The performance of local clay for removal of CV dye from aqueous solution was modeled and optimized using response surface methodology by the Box–Behnken model. Experiments were made as a function of three important operational parameters including initial dye concentration, adsorbent dose and contact time. The statistical analysis results suggested that a second-order polynomial regression model could properly interpret the experimental data with a coefficient of determination R 2 value 0.997 and Fisher F value of 281.53. The first-order main effects of the independent variables (X 1, X 2 and X 3) were relatively more significant than their respective quadratic effects (X 21 , X 22 and X 23 ).
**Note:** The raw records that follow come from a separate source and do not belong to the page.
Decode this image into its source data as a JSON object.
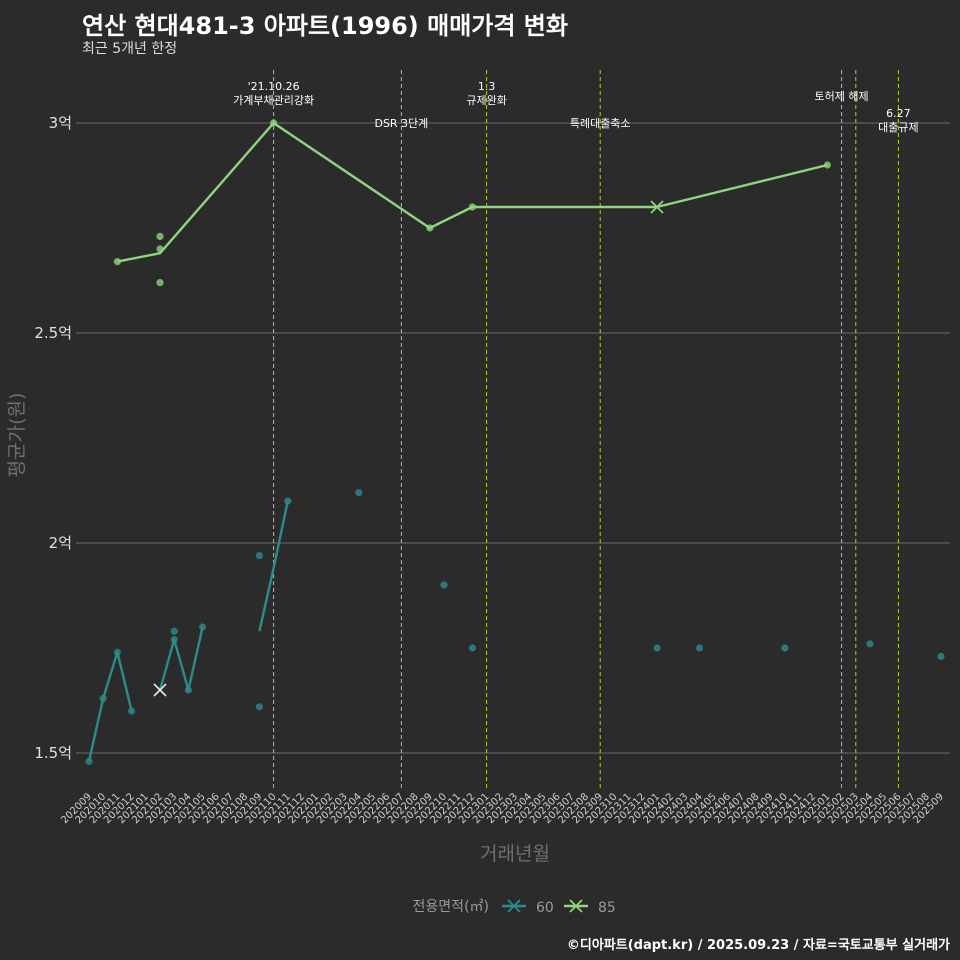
{
  "title": "연산 현대481-3 아파트(1996) 매매가격 변화",
  "subtitle": "최근 5개년 한정",
  "caption": "©디아파트(dapt.kr) / 2025.09.23 / 자료=국토교통부 실거래가",
  "chart_data": {
    "type": "line",
    "xlabel": "거래년월",
    "ylabel": "평균가(원)",
    "ylim": [
      1.42,
      3.1
    ],
    "yticks": [
      {
        "value": 1.5,
        "label": "1.5억"
      },
      {
        "value": 2.0,
        "label": "2억"
      },
      {
        "value": 2.5,
        "label": "2.5억"
      },
      {
        "value": 3.0,
        "label": "3억"
      }
    ],
    "categories": [
      "202009",
      "202010",
      "202011",
      "202012",
      "202101",
      "202102",
      "202103",
      "202104",
      "202105",
      "202106",
      "202107",
      "202108",
      "202109",
      "202110",
      "202111",
      "202112",
      "202201",
      "202202",
      "202203",
      "202204",
      "202205",
      "202206",
      "202207",
      "202208",
      "202209",
      "202210",
      "202211",
      "202212",
      "202301",
      "202302",
      "202303",
      "202304",
      "202305",
      "202306",
      "202307",
      "202308",
      "202309",
      "202310",
      "202311",
      "202312",
      "202401",
      "202402",
      "202403",
      "202404",
      "202405",
      "202406",
      "202407",
      "202408",
      "202409",
      "202410",
      "202411",
      "202412",
      "202501",
      "202502",
      "202503",
      "202504",
      "202505",
      "202506",
      "202507",
      "202508",
      "202509"
    ],
    "events": [
      {
        "month": "202110",
        "lines": [
          "'21.10.26",
          "가계부채관리강화"
        ],
        "level": 1
      },
      {
        "month": "202207",
        "lines": [
          "DSR 3단계"
        ],
        "level": 2
      },
      {
        "month": "202301",
        "lines": [
          "1.3",
          "규제완화"
        ],
        "level": 1
      },
      {
        "month": "202309",
        "lines": [
          "특례대출축소"
        ],
        "level": 2
      },
      {
        "month": "202502",
        "lines": [
          "토허제 해제"
        ],
        "level": 0
      },
      {
        "month": "202503",
        "lines": [],
        "level": 0
      },
      {
        "month": "202506",
        "lines": [
          "6.27",
          "대출규제"
        ],
        "level": 3
      }
    ],
    "legend": {
      "title": "전용면적(㎡)",
      "items": [
        "60",
        "85"
      ]
    },
    "series": [
      {
        "name": "60",
        "color": "#2e8b8b",
        "line": [
          [
            "202009",
            1.48
          ],
          [
            "202010",
            1.63
          ],
          [
            "202011",
            1.74
          ],
          [
            "202012",
            1.6
          ]
        ],
        "line2": [
          [
            "202102",
            1.65
          ],
          [
            "202103",
            1.77
          ],
          [
            "202104",
            1.65
          ],
          [
            "202105",
            1.8
          ]
        ],
        "line3": [
          [
            "202109",
            1.79
          ],
          [
            "202110",
            1.94
          ],
          [
            "202111",
            2.1
          ]
        ],
        "points": [
          [
            "202009",
            1.48
          ],
          [
            "202010",
            1.63
          ],
          [
            "202011",
            1.74
          ],
          [
            "202012",
            1.6
          ],
          [
            "202103",
            1.79
          ],
          [
            "202103",
            1.77
          ],
          [
            "202104",
            1.65
          ],
          [
            "202105",
            1.8
          ],
          [
            "202109",
            1.97
          ],
          [
            "202109",
            1.61
          ],
          [
            "202111",
            2.1
          ],
          [
            "202204",
            2.12
          ],
          [
            "202210",
            1.9
          ],
          [
            "202212",
            1.75
          ],
          [
            "202401",
            1.75
          ],
          [
            "202404",
            1.75
          ],
          [
            "202410",
            1.75
          ],
          [
            "202504",
            1.76
          ],
          [
            "202509",
            1.73
          ]
        ],
        "crosses": [
          [
            "202102",
            1.65
          ]
        ]
      },
      {
        "name": "85",
        "color": "#8fd47e",
        "line": [
          [
            "202011",
            2.67
          ],
          [
            "202102",
            2.69
          ],
          [
            "202110",
            3.0
          ],
          [
            "202209",
            2.75
          ],
          [
            "202212",
            2.8
          ],
          [
            "202401",
            2.8
          ],
          [
            "202501",
            2.9
          ]
        ],
        "points": [
          [
            "202011",
            2.67
          ],
          [
            "202102",
            2.73
          ],
          [
            "202102",
            2.7
          ],
          [
            "202102",
            2.62
          ],
          [
            "202110",
            3.0
          ],
          [
            "202209",
            2.75
          ],
          [
            "202212",
            2.8
          ],
          [
            "202501",
            2.9
          ]
        ],
        "crosses": [
          [
            "202401",
            2.8
          ]
        ]
      }
    ]
  }
}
The graphical response surface plot demonstrated that the initial dye concentration is the most significant component of the quadratic model for the present adsorbent-adsorbate system. Optimization conditions for the maximum removal efficiency of CV were obtained by applying a desirability function in RSM. The level of the three variables, initial dye concentration 125 mg L−1, adsorbent dose 2.5 g L−1, contact time 43 min, were found to be optimum for maximum CV removal. The corresponding removal efficiency in optimum conditions was found to be 81.62% for the above conditions of operational parameters. Practically, the (%) removal is in the range of 27.42–95.30%. Conclusively, the Box–Behnken model is suitable to optimize the experiments for dye removal by adsorption, where the local clay would be an efficient adsorbent for treating CV solution. Particle Size Analyzer was used to determine the granulometric parameters d 10, d 50 and d 90 of the local clay. The cumulative and differential particle size distributions of this material are 2.10, 25.47 and 110.10 μm, respectively, for d 10, d 50 and d 90.